4 min

Intel has had chips with a combination of powerful cores and efficient cores for quite some time, but AMD did not seem to want to get into it. The new Phoenix APUs may well change this.

We have long known the so-called hybrid processor architecture thanks to ARM from the smartphone world. First it was called big.LITTLE, then DynamIQ. In a nutshell, this architecture was and is able to deliver good performance when needed, but above all be very efficient when it can.

For those of you who are keen to know, the first time we saw such an architecture in smartphones was 2011, at the time of Cortex-A7 and Cortex-A15 cores. These were compatible with each other at the architecture level and could therefore work together. The wildly popular Samsung Galaxy S4, with an Exynos 5 Octa-SoC from Samsung itself was one of the first well-known, high-end smartphones to work with this architecture. This chip had four Cortex-A7 cores (at 1.2 GHz) and four Cortex-A15 cores (at 1.6 GHz).

Intel Alder Lake

For a long time, this architecture was reserved for mobile chipsets. Intel and AMD did not follow suit. The reasons for this will no doubt be technical as well as relating to business decisions. That might be good to explain in another article. The fact is that it took until 2021, with the introduction of Alder Lake, before Intel also started working with so-called performance and efficiency cores. Very resourcefully, Intel calls these P-cores and E-cores, respectively. E-cores are physically smaller and do not support HyperThreading, Intel’s well-known feature that allows virtual cores to be enabled in addition to physical cores. This makes it possible to handle workloads that are suitable for it, so can use multiple threads, faster than is possible without virtual cores.

AMD Phoenix APUs

We heard from several sources in our network recently that Intel’s hybrid processor architecture works quite well. In particular, this relates to the impact that the efficiency scores have. After all, these should ensure significantly lower power consumption. Especially on laptops, this is obviously crucial. Previously, you were often condemned to agonizingly slow processor variants if you wanted very low power consumption, because that was simply the trade-off. With the pairing of powerful and efficient cores, that compromise is no longer necessary.

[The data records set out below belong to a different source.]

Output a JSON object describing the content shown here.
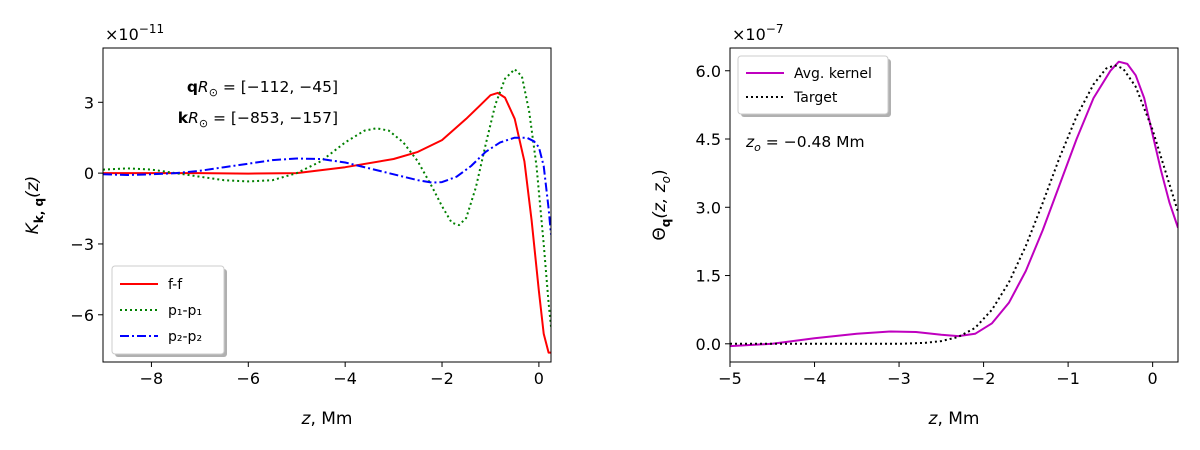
{
  "chart_data": [
    {
      "type": "line",
      "multiplier": "×10",
      "multiplier_exp": "−11",
      "xlabel": "z",
      "xlabel_unit": ", Mm",
      "ylabel": "K",
      "ylabel_sub": "k, q",
      "ylabel_arg": "(z)",
      "xlim": [
        -9,
        0.25
      ],
      "ylim": [
        -8.0,
        5.3
      ],
      "xticks": [
        -8,
        -6,
        -4,
        -2,
        0
      ],
      "xtick_labels": [
        "−8",
        "−6",
        "−4",
        "−2",
        "0"
      ],
      "yticks": [
        3,
        0,
        -3,
        -6
      ],
      "ytick_labels": [
        "3",
        "0",
        "−3",
        "−6"
      ],
      "annotations": [
        {
          "bold": "q",
          "italic": "R",
          "sub": "⊙",
          "rest": " = [−112, −45]"
        },
        {
          "bold": "k",
          "italic": "R",
          "sub": "⊙",
          "rest": " = [−853, −157]"
        }
      ],
      "legend_position": "lower-left",
      "series": [
        {
          "name": "f-f",
          "color": "#ff0000",
          "dash": "solid",
          "points": [
            [
              -9,
              0.0
            ],
            [
              -8,
              0.0
            ],
            [
              -7,
              0.0
            ],
            [
              -6,
              -0.02
            ],
            [
              -5,
              0.0
            ],
            [
              -4,
              0.25
            ],
            [
              -3,
              0.6
            ],
            [
              -2.5,
              0.9
            ],
            [
              -2,
              1.4
            ],
            [
              -1.5,
              2.3
            ],
            [
              -1.2,
              2.9
            ],
            [
              -1.0,
              3.3
            ],
            [
              -0.85,
              3.4
            ],
            [
              -0.7,
              3.2
            ],
            [
              -0.5,
              2.3
            ],
            [
              -0.3,
              0.5
            ],
            [
              -0.15,
              -2.0
            ],
            [
              0.0,
              -5.0
            ],
            [
              0.1,
              -6.8
            ],
            [
              0.2,
              -7.6
            ],
            [
              0.25,
              -7.6
            ]
          ]
        },
        {
          "name": "p₁-p₁",
          "color": "#008000",
          "dash": "dotted",
          "points": [
            [
              -9,
              0.15
            ],
            [
              -8.5,
              0.2
            ],
            [
              -8,
              0.15
            ],
            [
              -7.5,
              0.0
            ],
            [
              -7,
              -0.15
            ],
            [
              -6.5,
              -0.3
            ],
            [
              -6,
              -0.35
            ],
            [
              -5.5,
              -0.3
            ],
            [
              -5,
              0.0
            ],
            [
              -4.5,
              0.5
            ],
            [
              -4,
              1.3
            ],
            [
              -3.6,
              1.8
            ],
            [
              -3.35,
              1.9
            ],
            [
              -3.1,
              1.8
            ],
            [
              -2.8,
              1.3
            ],
            [
              -2.5,
              0.5
            ],
            [
              -2.2,
              -0.6
            ],
            [
              -2.0,
              -1.4
            ],
            [
              -1.8,
              -2.1
            ],
            [
              -1.65,
              -2.2
            ],
            [
              -1.5,
              -1.9
            ],
            [
              -1.3,
              -0.6
            ],
            [
              -1.1,
              1.2
            ],
            [
              -0.9,
              2.9
            ],
            [
              -0.7,
              4.0
            ],
            [
              -0.5,
              4.4
            ],
            [
              -0.35,
              4.1
            ],
            [
              -0.2,
              2.6
            ],
            [
              -0.05,
              0.3
            ],
            [
              0.1,
              -3.0
            ],
            [
              0.2,
              -5.5
            ],
            [
              0.25,
              -6.5
            ]
          ]
        },
        {
          "name": "p₂-p₂",
          "color": "#0000ff",
          "dash": "dashdot",
          "points": [
            [
              -9,
              -0.05
            ],
            [
              -8.5,
              -0.08
            ],
            [
              -8,
              -0.05
            ],
            [
              -7.5,
              0.0
            ],
            [
              -7,
              0.1
            ],
            [
              -6.5,
              0.25
            ],
            [
              -6,
              0.4
            ],
            [
              -5.5,
              0.55
            ],
            [
              -5,
              0.62
            ],
            [
              -4.5,
              0.6
            ],
            [
              -4,
              0.45
            ],
            [
              -3.5,
              0.2
            ],
            [
              -3,
              -0.05
            ],
            [
              -2.5,
              -0.3
            ],
            [
              -2.2,
              -0.4
            ],
            [
              -2.0,
              -0.38
            ],
            [
              -1.7,
              -0.15
            ],
            [
              -1.4,
              0.3
            ],
            [
              -1.1,
              0.9
            ],
            [
              -0.8,
              1.3
            ],
            [
              -0.5,
              1.5
            ],
            [
              -0.25,
              1.5
            ],
            [
              -0.1,
              1.35
            ],
            [
              0.0,
              1.1
            ],
            [
              0.1,
              0.3
            ],
            [
              0.2,
              -1.5
            ],
            [
              0.25,
              -2.6
            ]
          ]
        }
      ]
    },
    {
      "type": "line",
      "multiplier": "×10",
      "multiplier_exp": "−7",
      "xlabel": "z",
      "xlabel_unit": ", Mm",
      "ylabel": "Θ",
      "ylabel_sub": "q",
      "ylabel_arg": "(z, z",
      "ylabel_arg_sub": "o",
      "ylabel_arg_end": ")",
      "xlim": [
        -5,
        0.3
      ],
      "ylim": [
        -0.4,
        6.5
      ],
      "xticks": [
        -5,
        -4,
        -3,
        -2,
        -1,
        0
      ],
      "xtick_labels": [
        "−5",
        "−4",
        "−3",
        "−2",
        "−1",
        "0"
      ],
      "yticks": [
        0,
        1.5,
        3.0,
        4.5,
        6.0
      ],
      "ytick_labels": [
        "0.0",
        "1.5",
        "3.0",
        "4.5",
        "6.0"
      ],
      "annotation": {
        "italic": "z",
        "sub": "o",
        "rest": " = −0.48 Mm"
      },
      "legend_position": "upper-left",
      "series": [
        {
          "name": "Avg. kernel",
          "color": "#bf00bf",
          "dash": "solid",
          "points": [
            [
              -5,
              -0.05
            ],
            [
              -4.5,
              0.0
            ],
            [
              -4,
              0.12
            ],
            [
              -3.5,
              0.22
            ],
            [
              -3.1,
              0.27
            ],
            [
              -2.8,
              0.26
            ],
            [
              -2.5,
              0.2
            ],
            [
              -2.3,
              0.17
            ],
            [
              -2.1,
              0.22
            ],
            [
              -1.9,
              0.45
            ],
            [
              -1.7,
              0.9
            ],
            [
              -1.5,
              1.6
            ],
            [
              -1.3,
              2.5
            ],
            [
              -1.1,
              3.5
            ],
            [
              -0.9,
              4.5
            ],
            [
              -0.7,
              5.4
            ],
            [
              -0.5,
              6.0
            ],
            [
              -0.4,
              6.2
            ],
            [
              -0.3,
              6.15
            ],
            [
              -0.2,
              5.9
            ],
            [
              -0.1,
              5.4
            ],
            [
              0.0,
              4.6
            ],
            [
              0.1,
              3.8
            ],
            [
              0.2,
              3.1
            ],
            [
              0.3,
              2.55
            ]
          ]
        },
        {
          "name": "Target",
          "color": "#000000",
          "dash": "dotted",
          "points": [
            [
              -5,
              0.0
            ],
            [
              -4.5,
              0.0
            ],
            [
              -4,
              0.0
            ],
            [
              -3.5,
              0.0
            ],
            [
              -3.0,
              0.0
            ],
            [
              -2.7,
              0.02
            ],
            [
              -2.5,
              0.06
            ],
            [
              -2.3,
              0.15
            ],
            [
              -2.1,
              0.35
            ],
            [
              -1.9,
              0.75
            ],
            [
              -1.7,
              1.35
            ],
            [
              -1.5,
              2.15
            ],
            [
              -1.3,
              3.1
            ],
            [
              -1.1,
              4.1
            ],
            [
              -0.9,
              5.0
            ],
            [
              -0.7,
              5.7
            ],
            [
              -0.55,
              6.05
            ],
            [
              -0.45,
              6.12
            ],
            [
              -0.35,
              6.05
            ],
            [
              -0.2,
              5.65
            ],
            [
              0.0,
              4.7
            ],
            [
              0.15,
              3.8
            ],
            [
              0.3,
              2.9
            ]
          ]
        }
      ]
    }
  ]
}
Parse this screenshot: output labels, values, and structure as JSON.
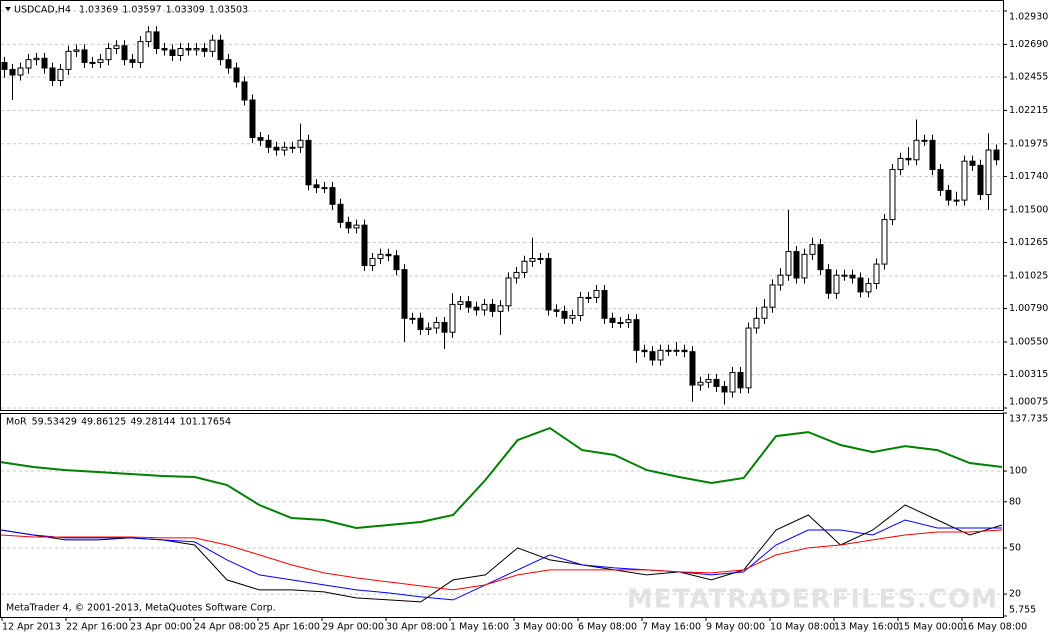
{
  "chart_data": [
    {
      "type": "candlestick",
      "title": "USDCAD,H4",
      "ohlc": [
        1.03369,
        1.03597,
        1.03309,
        1.03503
      ],
      "up_color": "#ffffff",
      "down_color": "#000000",
      "outline_color": "#000000",
      "ylim": [
        1.00075,
        1.0293
      ],
      "yticks": [
        {
          "value": 1.0293,
          "label": "1.02930"
        },
        {
          "value": 1.0269,
          "label": "1.02690"
        },
        1.02455,
        {
          "value": 1.02215,
          "label": "1.02215"
        },
        1.01975,
        {
          "value": 1.0174,
          "label": "1.01740"
        },
        {
          "value": 1.015,
          "label": "1.01500"
        },
        1.01265,
        1.01025,
        {
          "value": 1.0079,
          "label": "1.00790"
        },
        {
          "value": 1.0055,
          "label": "1.00550"
        },
        1.00315,
        1.00075
      ],
      "grid": true,
      "open": [
        1.0256,
        1.0251,
        1.0247,
        1.0252,
        1.0258,
        1.0259,
        1.0252,
        1.0243,
        1.0251,
        1.0264,
        1.0265,
        1.0256,
        1.0256,
        1.0258,
        1.0266,
        1.0268,
        1.0258,
        1.0256,
        1.0271,
        1.0278,
        1.0266,
        1.0265,
        1.0261,
        1.0266,
        1.0265,
        1.0266,
        1.0264,
        1.0272,
        1.0258,
        1.0252,
        1.0242,
        1.0229,
        1.0202,
        1.02,
        1.0195,
        1.0193,
        1.0195,
        1.0195,
        1.02,
        1.0168,
        1.0166,
        1.0166,
        1.0154,
        1.0141,
        1.0137,
        1.0139,
        1.011,
        1.0115,
        1.0118,
        1.0117,
        1.0107,
        1.0072,
        1.0072,
        1.0064,
        1.0065,
        1.0069,
        1.0062,
        1.0082,
        1.0084,
        1.008,
        1.0078,
        1.0082,
        1.0077,
        1.0081,
        1.0101,
        1.0105,
        1.0113,
        1.0115,
        1.0115,
        1.0078,
        1.0077,
        1.0072,
        1.0074,
        1.0087,
        1.0087,
        1.0092,
        1.0072,
        1.0069,
        1.0069,
        1.0071,
        1.0049,
        1.0048,
        1.0042,
        1.0049,
        1.0049,
        1.0049,
        1.0048,
        1.0024,
        1.0026,
        1.0028,
        1.0023,
        1.0019,
        1.0033,
        1.0022,
        1.0065,
        1.0072,
        1.008,
        1.0096,
        1.0103,
        1.012,
        1.0101,
        1.0118,
        1.0125,
        1.0107,
        1.009,
        1.0103,
        1.0103,
        1.0101,
        1.0091,
        1.0097,
        1.0111,
        1.0143,
        1.0179,
        1.0187,
        1.0186,
        1.02,
        1.02,
        1.0179,
        1.0164,
        1.0157,
        1.0157,
        1.0185,
        1.0182,
        1.0161,
        1.0193
      ],
      "high": [
        1.026,
        1.0255,
        1.0256,
        1.0262,
        1.0263,
        1.0263,
        1.0256,
        1.0255,
        1.0268,
        1.0269,
        1.0269,
        1.026,
        1.0262,
        1.027,
        1.0272,
        1.0272,
        1.0262,
        1.0275,
        1.0282,
        1.0282,
        1.027,
        1.0269,
        1.027,
        1.027,
        1.027,
        1.027,
        1.0276,
        1.0276,
        1.0262,
        1.0256,
        1.0246,
        1.0233,
        1.0206,
        1.0204,
        1.0199,
        1.0199,
        1.0199,
        1.0212,
        1.0204,
        1.0172,
        1.017,
        1.017,
        1.0158,
        1.0145,
        1.0143,
        1.0143,
        1.0119,
        1.0122,
        1.0122,
        1.0121,
        1.0111,
        1.0076,
        1.0076,
        1.0069,
        1.0073,
        1.0073,
        1.009,
        1.0088,
        1.0088,
        1.0084,
        1.0086,
        1.0086,
        1.0085,
        1.0105,
        1.0109,
        1.0117,
        1.013,
        1.0119,
        1.0119,
        1.0082,
        1.0081,
        1.0078,
        1.0091,
        1.0091,
        1.0096,
        1.0096,
        1.0076,
        1.0073,
        1.0075,
        1.0075,
        1.0053,
        1.0052,
        1.0053,
        1.0053,
        1.0055,
        1.0053,
        1.0052,
        1.003,
        1.0032,
        1.0032,
        1.0027,
        1.0037,
        1.0037,
        1.0069,
        1.008,
        1.0086,
        1.01,
        1.0108,
        1.015,
        1.0124,
        1.0122,
        1.013,
        1.0129,
        1.0111,
        1.0107,
        1.0107,
        1.0107,
        1.0105,
        1.0101,
        1.0115,
        1.0147,
        1.0183,
        1.0191,
        1.0195,
        1.0215,
        1.0204,
        1.0204,
        1.0183,
        1.0168,
        1.0163,
        1.0189,
        1.0189,
        1.0186,
        1.0205,
        1.0197
      ],
      "low": [
        1.0245,
        1.0229,
        1.0243,
        1.0248,
        1.0254,
        1.0248,
        1.0239,
        1.0239,
        1.0247,
        1.026,
        1.0252,
        1.0252,
        1.0252,
        1.0254,
        1.0262,
        1.0254,
        1.0252,
        1.0252,
        1.0267,
        1.0262,
        1.0261,
        1.0257,
        1.0257,
        1.0261,
        1.0261,
        1.026,
        1.026,
        1.0254,
        1.0248,
        1.0238,
        1.0225,
        1.0198,
        1.0196,
        1.0191,
        1.0189,
        1.0189,
        1.0191,
        1.0191,
        1.0164,
        1.0162,
        1.0162,
        1.015,
        1.0137,
        1.0133,
        1.0133,
        1.0106,
        1.0106,
        1.0111,
        1.0113,
        1.0103,
        1.0055,
        1.0068,
        1.006,
        1.006,
        1.0061,
        1.005,
        1.0058,
        1.0078,
        1.0076,
        1.0074,
        1.0074,
        1.0073,
        1.006,
        1.0077,
        1.0097,
        1.0101,
        1.0109,
        1.0111,
        1.0074,
        1.0073,
        1.0068,
        1.0068,
        1.007,
        1.0083,
        1.0083,
        1.0068,
        1.0065,
        1.0065,
        1.0065,
        1.004,
        1.0044,
        1.0038,
        1.0038,
        1.0045,
        1.0045,
        1.0044,
        1.0012,
        1.002,
        1.0022,
        1.0019,
        1.001,
        1.0015,
        1.0018,
        1.0018,
        1.0061,
        1.0068,
        1.0076,
        1.0092,
        1.0099,
        1.0097,
        1.0097,
        1.0114,
        1.0103,
        1.0086,
        1.0086,
        1.0099,
        1.0097,
        1.0087,
        1.0087,
        1.0093,
        1.0107,
        1.0139,
        1.0175,
        1.0182,
        1.0182,
        1.0196,
        1.0175,
        1.016,
        1.0153,
        1.0153,
        1.0153,
        1.0178,
        1.0157,
        1.015,
        1.0182
      ],
      "close": [
        1.0251,
        1.0247,
        1.0252,
        1.0258,
        1.0259,
        1.0252,
        1.0243,
        1.0251,
        1.0264,
        1.0265,
        1.0256,
        1.0256,
        1.0258,
        1.0266,
        1.0268,
        1.0258,
        1.0256,
        1.0271,
        1.0278,
        1.0266,
        1.0265,
        1.0261,
        1.0266,
        1.0265,
        1.0266,
        1.0264,
        1.0272,
        1.0258,
        1.0252,
        1.0242,
        1.0229,
        1.0202,
        1.02,
        1.0195,
        1.0193,
        1.0195,
        1.0195,
        1.02,
        1.0168,
        1.0166,
        1.0166,
        1.0154,
        1.0141,
        1.0137,
        1.0139,
        1.011,
        1.0115,
        1.0118,
        1.0117,
        1.0107,
        1.0072,
        1.0072,
        1.0064,
        1.0065,
        1.0069,
        1.0062,
        1.0082,
        1.0084,
        1.008,
        1.0078,
        1.0082,
        1.0077,
        1.0081,
        1.0101,
        1.0105,
        1.0113,
        1.0115,
        1.0115,
        1.0078,
        1.0077,
        1.0072,
        1.0074,
        1.0087,
        1.0087,
        1.0092,
        1.0072,
        1.0069,
        1.0069,
        1.0071,
        1.0049,
        1.0048,
        1.0042,
        1.0049,
        1.0049,
        1.0049,
        1.0048,
        1.0024,
        1.0026,
        1.0028,
        1.0023,
        1.0019,
        1.0033,
        1.0022,
        1.0065,
        1.0072,
        1.008,
        1.0096,
        1.0103,
        1.012,
        1.0101,
        1.0118,
        1.0125,
        1.0107,
        1.009,
        1.0103,
        1.0103,
        1.0101,
        1.0091,
        1.0097,
        1.0111,
        1.0143,
        1.0179,
        1.0187,
        1.0186,
        1.02,
        1.02,
        1.0179,
        1.0164,
        1.0157,
        1.0157,
        1.0185,
        1.0182,
        1.0161,
        1.0193,
        1.0186
      ]
    },
    {
      "type": "line",
      "title": "MoR",
      "legend_values": [
        59.53429,
        49.86125,
        49.28144,
        101.17654
      ],
      "ylim": [
        5.755,
        137.7359
      ],
      "yticks": [
        137.7359,
        100,
        80,
        50,
        20,
        5.755
      ],
      "grid": true,
      "xtick_labels": [
        "12 Apr 2013",
        "22 Apr 16:00",
        "23 Apr 00:00",
        "24 Apr 08:00",
        "25 Apr 16:00",
        "29 Apr 00:00",
        "30 Apr 08:00",
        "1 May 16:00",
        "3 May 00:00",
        "6 May 08:00",
        "7 May 16:00",
        "9 May 00:00",
        "10 May 08:00",
        "13 May 16:00",
        "15 May 00:00",
        "16 May 08:00"
      ],
      "series": [
        {
          "color": "#008000",
          "values": [
            105.8,
            102.6,
            100.6,
            99.4,
            98.1,
            96.8,
            96.1,
            90.9,
            77.9,
            69.5,
            68.2,
            63,
            64.9,
            66.9,
            71.4,
            94.2,
            120.1,
            127.9,
            113.6,
            110.4,
            100.6,
            96.1,
            92.2,
            95.5,
            122.7,
            125.3,
            116.9,
            112.3,
            116.2,
            113.6,
            105.2,
            102.6
          ]
        },
        {
          "color": "#000000",
          "values": [
            61.7,
            58.4,
            55.2,
            55.2,
            56.5,
            55.2,
            51.9,
            29.2,
            22.7,
            22.7,
            21.4,
            17.5,
            16.2,
            14.9,
            29.2,
            32.5,
            50,
            42.2,
            39,
            35.7,
            32.5,
            34.4,
            29.2,
            35.7,
            61.7,
            71.4,
            51.9,
            61.7,
            77.9,
            68.2,
            58.4,
            64.9
          ]
        },
        {
          "color": "#0000ff",
          "values": [
            61.7,
            58.4,
            56.5,
            56.5,
            56.5,
            55.2,
            53.9,
            42.2,
            32.5,
            29.2,
            26,
            22.7,
            20.8,
            18.2,
            16.2,
            26,
            35.7,
            45.5,
            39,
            37,
            35.7,
            34.4,
            32.5,
            34.4,
            51.9,
            61.7,
            61.7,
            58.4,
            68.2,
            63,
            63,
            63
          ]
        },
        {
          "color": "#ff0000",
          "values": [
            58.4,
            57.1,
            57.1,
            57.1,
            57.1,
            56.5,
            56.5,
            51.9,
            45.5,
            39,
            33.8,
            30.5,
            27.9,
            25.3,
            22.7,
            26,
            32.5,
            35.7,
            35.7,
            35.7,
            35.7,
            34.4,
            33.8,
            35.7,
            45.5,
            50,
            51.9,
            55.2,
            58.4,
            60.4,
            60.4,
            61.7
          ]
        }
      ]
    }
  ],
  "footer": "MetaTrader 4, © 2001-2013, MetaQuotes Software Corp.",
  "watermark": "METATRADERFILES.COM"
}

According to an article on Tweakers (in Dutch), after Intel, AMD has now changed tack and is coming out with Phoenix APUs (AMD’s name for their integrated processors) that also feature a hybrid architecture. It relies on the observations of a Twitter user, who in turn refers to a document that makes this clear. That document is about a new AMD series, named AMD Family 19h Model 70h. It explicitly mentions different types of cores.

The new APUs are quite a surprise, if the assumption is correct, and we are actually dealing with processors with a hybrid architecture. During the introduction of the Zen 4 architecture on which the Phoenix laptop APUs are based, there was no mention by AMD of special efficiency cores at all. That in itself is strange, because it is a rather fundamental new direction for AMD. Perhaps at the time of its introduction, it was not yet certain whether it was actually going to succeed in getting these new cores into the new Phoenix APUs.

New battle between Intel and AMD imminent?

If these initial reports are true and Phoenix-APUs with a hybrid architecture are actually on their way, then AMD will once again compete with Intel in this area. Intel has had some challenges in recent years. There were roadmap issues and challenges around EUV and smaller manufacturing processes, for example. AMD, on the other hand, has had some good years. In particular, its enterprise EPYC portfolio has done well in the market.

Intel however, seems to have recovered from its relative slump somewhat. Since Pat Gelsinger has been its CEO, it has made various changes to its strategy. The future looks a lot brighter in 2023 than it did a few years ago. The hybrid processor architecture has also played its part in this, albeit a relatively modest one probably. AMD must have concluded that it can’t really afford to gamble that those new chip designs will fail. If the news reports surrounding the Phoenix APUs are correct, it has taken action. Now AMD has to find inroads into the big laptop manufacturers properly. That has been a problem for a long time. Intel is so powerful that this is no easy task. A good story around battery life can certainly help with this.